The Brain Is A Beautiful Riddle -- Andrew Stevens
- Right As Rain Eclectic
- May 16, 2023
- 6 min read
This Sydney Morning Herald article was written eight years ago. I'm reposting it, because --as I said before-- originally this blog focused on epilepsy awareness, but I took all my personal stories down and am just putting up pieces of interest. Or ones that interested me. Obviously I could cut and paste links:
but speaking from experience, no one tends to chase down a link. The Brain Is A Beautiful Riddle is a complimentary piece, pretty sure it's okay to republish with credit given.
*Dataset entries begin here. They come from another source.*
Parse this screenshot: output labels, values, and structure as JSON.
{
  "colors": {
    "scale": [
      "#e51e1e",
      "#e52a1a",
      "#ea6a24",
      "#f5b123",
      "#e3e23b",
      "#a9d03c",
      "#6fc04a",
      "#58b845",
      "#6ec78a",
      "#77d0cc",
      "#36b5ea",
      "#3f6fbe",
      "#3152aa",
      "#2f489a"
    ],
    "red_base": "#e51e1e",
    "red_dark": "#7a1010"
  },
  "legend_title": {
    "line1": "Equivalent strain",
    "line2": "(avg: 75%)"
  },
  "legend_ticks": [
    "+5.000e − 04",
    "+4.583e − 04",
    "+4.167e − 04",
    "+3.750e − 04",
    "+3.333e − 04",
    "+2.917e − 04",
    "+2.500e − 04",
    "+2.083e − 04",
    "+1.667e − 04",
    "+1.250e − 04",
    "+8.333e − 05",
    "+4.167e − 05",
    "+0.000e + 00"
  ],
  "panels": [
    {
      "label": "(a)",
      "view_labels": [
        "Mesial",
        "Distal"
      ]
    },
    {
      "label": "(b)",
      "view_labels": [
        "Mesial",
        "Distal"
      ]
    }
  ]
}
On with the story!

Visual Arts
By Andrew Stephens July 25, 2014 — 11.45pm
Medical students may find it a useful diagnostic tool when Jim Chambliss takes them around the University of Melbourne’s Medical History Museum. The small institution’s walls and cabinets are, at the moment, not full of surgical equipment, clinical diagrams or anatomical displays but of art works, many made by people with epilepsy. Chambliss - a lawyer with a doctorate that unusually combined creative arts with medicine - has spent more than three years bringing these paintings and sculptures together. About one per cent of the population have the condition, so Chambliss had to find those who make art and were happy to show their work, be studied, write a personal statement and have their families involved.
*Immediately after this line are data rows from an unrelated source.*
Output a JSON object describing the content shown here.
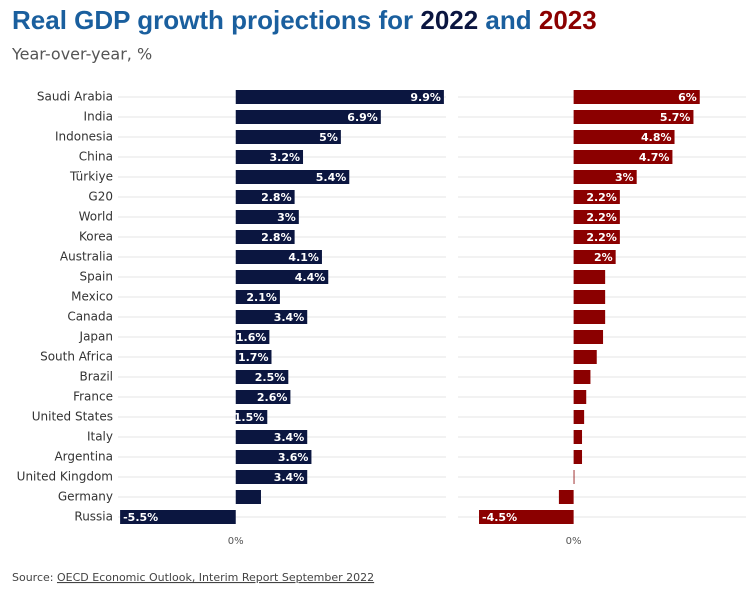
{
  "chart_data": {
    "type": "bar",
    "orientation": "horizontal",
    "title": [
      "Real GDP growth projections for ",
      "2022",
      " and ",
      "2023"
    ],
    "title_colors": [
      "#1a5f9e",
      "#0b1640",
      "#1a5f9e",
      "#8b0000"
    ],
    "subtitle": "Year-over-year, %",
    "source": [
      "Source: ",
      "OECD Economic Outlook, Interim Report September 2022"
    ],
    "categories": [
      "Saudi Arabia",
      "India",
      "Indonesia",
      "China",
      "Türkiye",
      "G20",
      "World",
      "Korea",
      "Australia",
      "Spain",
      "Mexico",
      "Canada",
      "Japan",
      "South Africa",
      "Brazil",
      "France",
      "United States",
      "Italy",
      "Argentina",
      "United Kingdom",
      "Germany",
      "Russia"
    ],
    "grid": true,
    "series": [
      {
        "color": "#0b1640",
        "xlim": [
          -5.6,
          10
        ],
        "xticks": [
          {
            "value": 0,
            "label": "0%"
          }
        ],
        "values": [
          9.9,
          6.9,
          5,
          3.2,
          5.4,
          2.8,
          3,
          2.8,
          4.1,
          4.4,
          2.1,
          3.4,
          1.6,
          1.7,
          2.5,
          2.6,
          1.5,
          3.4,
          3.6,
          3.4,
          1.2,
          -5.5
        ],
        "value_labels": [
          "9.9%",
          "6.9%",
          "5%",
          "3.2%",
          "5.4%",
          "2.8%",
          "3%",
          "2.8%",
          "4.1%",
          "4.4%",
          "2.1%",
          "3.4%",
          "1.6%",
          "1.7%",
          "2.5%",
          "2.6%",
          "1.5%",
          "3.4%",
          "3.6%",
          "3.4%",
          null,
          "-5.5%"
        ]
      },
      {
        "color": "#8b0000",
        "xlim": [
          -5.5,
          8.2
        ],
        "xticks": [
          {
            "value": 0,
            "label": "0%"
          }
        ],
        "values": [
          6,
          5.7,
          4.8,
          4.7,
          3,
          2.2,
          2.2,
          2.2,
          2,
          1.5,
          1.5,
          1.5,
          1.4,
          1.1,
          0.8,
          0.6,
          0.5,
          0.4,
          0.4,
          0,
          -0.7,
          -4.5
        ],
        "value_labels": [
          "6%",
          "5.7%",
          "4.8%",
          "4.7%",
          "3%",
          "2.2%",
          "2.2%",
          "2.2%",
          "2%",
          null,
          null,
          null,
          null,
          null,
          null,
          null,
          null,
          null,
          null,
          null,
          null,
          "-4.5%"
        ]
      }
    ]
  }
}
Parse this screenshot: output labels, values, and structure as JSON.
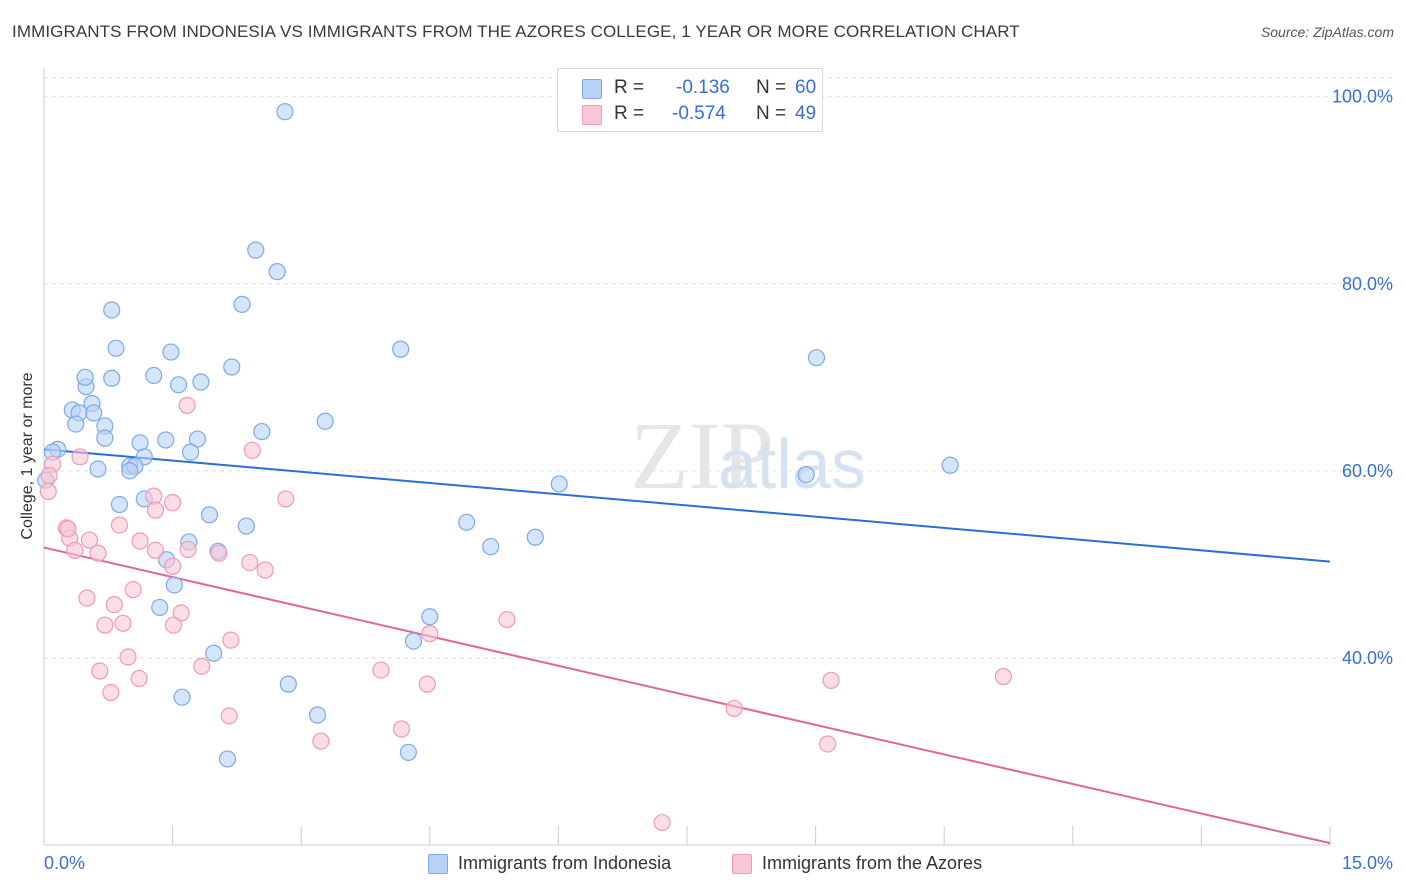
{
  "title": "IMMIGRANTS FROM INDONESIA VS IMMIGRANTS FROM THE AZORES COLLEGE, 1 YEAR OR MORE CORRELATION CHART",
  "source": "Source: ZipAtlas.com",
  "watermark": {
    "zip": "ZIP",
    "atlas": "atlas"
  },
  "legend": {
    "rows": [
      {
        "r_label": "R =",
        "r_value": "-0.136",
        "n_label": "N =",
        "n_value": "60"
      },
      {
        "r_label": "R =",
        "r_value": "-0.574",
        "n_label": "N =",
        "n_value": "49"
      }
    ]
  },
  "colors": {
    "blue_fill": "#b8d2f5",
    "blue_stroke": "#7fa9e6",
    "blue_line": "#2a6fd4",
    "pink_fill": "#f9c6d6",
    "pink_stroke": "#f09ab6",
    "pink_line": "#e0669a",
    "axis_label": "#3a6fd0",
    "grid": "#dddddd"
  },
  "chart_data": {
    "type": "scatter",
    "title": "IMMIGRANTS FROM INDONESIA VS IMMIGRANTS FROM THE AZORES COLLEGE, 1 YEAR OR MORE CORRELATION CHART",
    "ylabel": "College, 1 year or more",
    "xlim": [
      0,
      15
    ],
    "ylim": [
      20,
      102
    ],
    "x_tick_labels": [
      "0.0%",
      "15.0%"
    ],
    "y_ticks": [
      40,
      60,
      80,
      100
    ],
    "y_tick_labels": [
      "40.0%",
      "60.0%",
      "80.0%",
      "100.0%"
    ],
    "grid": true,
    "legend_position": "top-center",
    "series": [
      {
        "name": "Immigrants from Indonesia",
        "color": "#b8d2f5",
        "trend": {
          "x": [
            0,
            15
          ],
          "y": [
            62.3,
            50.3
          ]
        },
        "points": [
          [
            2.81,
            98.4
          ],
          [
            2.47,
            83.6
          ],
          [
            2.72,
            81.3
          ],
          [
            0.79,
            77.2
          ],
          [
            2.31,
            77.8
          ],
          [
            0.84,
            73.1
          ],
          [
            1.48,
            72.7
          ],
          [
            4.16,
            73.0
          ],
          [
            1.28,
            70.2
          ],
          [
            2.19,
            71.1
          ],
          [
            9.01,
            72.1
          ],
          [
            0.79,
            69.9
          ],
          [
            0.49,
            69.0
          ],
          [
            0.48,
            70.0
          ],
          [
            1.57,
            69.2
          ],
          [
            1.83,
            69.5
          ],
          [
            0.33,
            66.5
          ],
          [
            0.56,
            67.2
          ],
          [
            0.41,
            66.2
          ],
          [
            0.58,
            66.2
          ],
          [
            0.37,
            65.0
          ],
          [
            0.71,
            64.8
          ],
          [
            2.54,
            64.2
          ],
          [
            3.28,
            65.3
          ],
          [
            0.16,
            62.3
          ],
          [
            0.1,
            62.0
          ],
          [
            0.71,
            63.5
          ],
          [
            1.42,
            63.3
          ],
          [
            1.79,
            63.4
          ],
          [
            1.12,
            63.0
          ],
          [
            1.71,
            62.0
          ],
          [
            1.17,
            61.5
          ],
          [
            0.63,
            60.2
          ],
          [
            1.0,
            60.5
          ],
          [
            1.06,
            60.5
          ],
          [
            1.0,
            60.0
          ],
          [
            10.57,
            60.6
          ],
          [
            8.89,
            59.6
          ],
          [
            6.01,
            58.6
          ],
          [
            0.02,
            59.0
          ],
          [
            1.17,
            57.0
          ],
          [
            0.88,
            56.4
          ],
          [
            1.93,
            55.3
          ],
          [
            2.36,
            54.1
          ],
          [
            4.93,
            54.5
          ],
          [
            5.73,
            52.9
          ],
          [
            1.69,
            52.4
          ],
          [
            5.21,
            51.9
          ],
          [
            2.03,
            51.4
          ],
          [
            1.43,
            50.5
          ],
          [
            1.52,
            47.8
          ],
          [
            1.35,
            45.4
          ],
          [
            4.5,
            44.4
          ],
          [
            4.31,
            41.8
          ],
          [
            1.98,
            40.5
          ],
          [
            2.85,
            37.2
          ],
          [
            1.61,
            35.8
          ],
          [
            3.19,
            33.9
          ],
          [
            4.25,
            29.9
          ],
          [
            2.14,
            29.2
          ]
        ]
      },
      {
        "name": "Immigrants from the Azores",
        "color": "#f9c6d6",
        "trend": {
          "x": [
            0,
            15
          ],
          "y": [
            51.8,
            20.2
          ]
        },
        "points": [
          [
            0.1,
            60.7
          ],
          [
            0.42,
            61.5
          ],
          [
            0.05,
            57.8
          ],
          [
            1.67,
            67.0
          ],
          [
            2.43,
            62.2
          ],
          [
            2.82,
            57.0
          ],
          [
            1.28,
            57.3
          ],
          [
            1.5,
            56.6
          ],
          [
            1.3,
            55.8
          ],
          [
            0.26,
            53.9
          ],
          [
            0.88,
            54.2
          ],
          [
            0.3,
            52.8
          ],
          [
            0.53,
            52.6
          ],
          [
            0.36,
            51.5
          ],
          [
            1.3,
            51.5
          ],
          [
            1.68,
            51.6
          ],
          [
            2.04,
            51.2
          ],
          [
            0.63,
            51.2
          ],
          [
            2.4,
            50.2
          ],
          [
            2.58,
            49.4
          ],
          [
            1.5,
            49.8
          ],
          [
            0.28,
            53.8
          ],
          [
            1.04,
            47.3
          ],
          [
            0.5,
            46.4
          ],
          [
            0.82,
            45.7
          ],
          [
            1.6,
            44.8
          ],
          [
            0.71,
            43.5
          ],
          [
            0.92,
            43.7
          ],
          [
            1.51,
            43.5
          ],
          [
            5.4,
            44.1
          ],
          [
            2.18,
            41.9
          ],
          [
            4.5,
            42.6
          ],
          [
            0.98,
            40.1
          ],
          [
            0.65,
            38.6
          ],
          [
            1.84,
            39.1
          ],
          [
            3.93,
            38.7
          ],
          [
            1.11,
            37.8
          ],
          [
            4.47,
            37.2
          ],
          [
            9.18,
            37.6
          ],
          [
            11.19,
            38.0
          ],
          [
            0.78,
            36.3
          ],
          [
            8.05,
            34.6
          ],
          [
            2.16,
            33.8
          ],
          [
            4.17,
            32.4
          ],
          [
            3.23,
            31.1
          ],
          [
            9.14,
            30.8
          ],
          [
            7.21,
            22.4
          ],
          [
            0.06,
            59.5
          ],
          [
            1.12,
            52.5
          ]
        ]
      }
    ]
  },
  "bottom_legend": {
    "items": [
      {
        "label": "Immigrants from Indonesia"
      },
      {
        "label": "Immigrants from the Azores"
      }
    ]
  }
}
The tours Chambliss conducts with medical students, educate them in how to use this art to help diagnose epilepsy, which can sometimes be difficult.
The art on the walls of the museum is certainly striking. Immediately apparent is the use of bright, even garish, palettes, lots of strong broken lines, and a wealth of surreal, often fragmented or morphed imagery. There are more than a few, too, that are reminiscent of the work of Vincent Van Gogh, who is believed to have had the condition.
Chambliss says these traits are reflected in his research and will help doctors not only in making diagnoses but in increasing their understanding and tolerance for ambiguity, and their empathy for those with conditions such as epilepsy.
In 1998, Chambliss suffered a traumatic brain injury that led to a form of epilepsy affecting the temporal lobe and involving sensory changes. The injury came after he was hit by a ute in a carpark; he suffered various injuries - knee, back, neck - and was diagnosed with minor concussion. When seizures started, he knew it was something more severe - but life-changing events followed and he discovered his own artistic abilities and desire to compassionately focus on others in similar circumstances.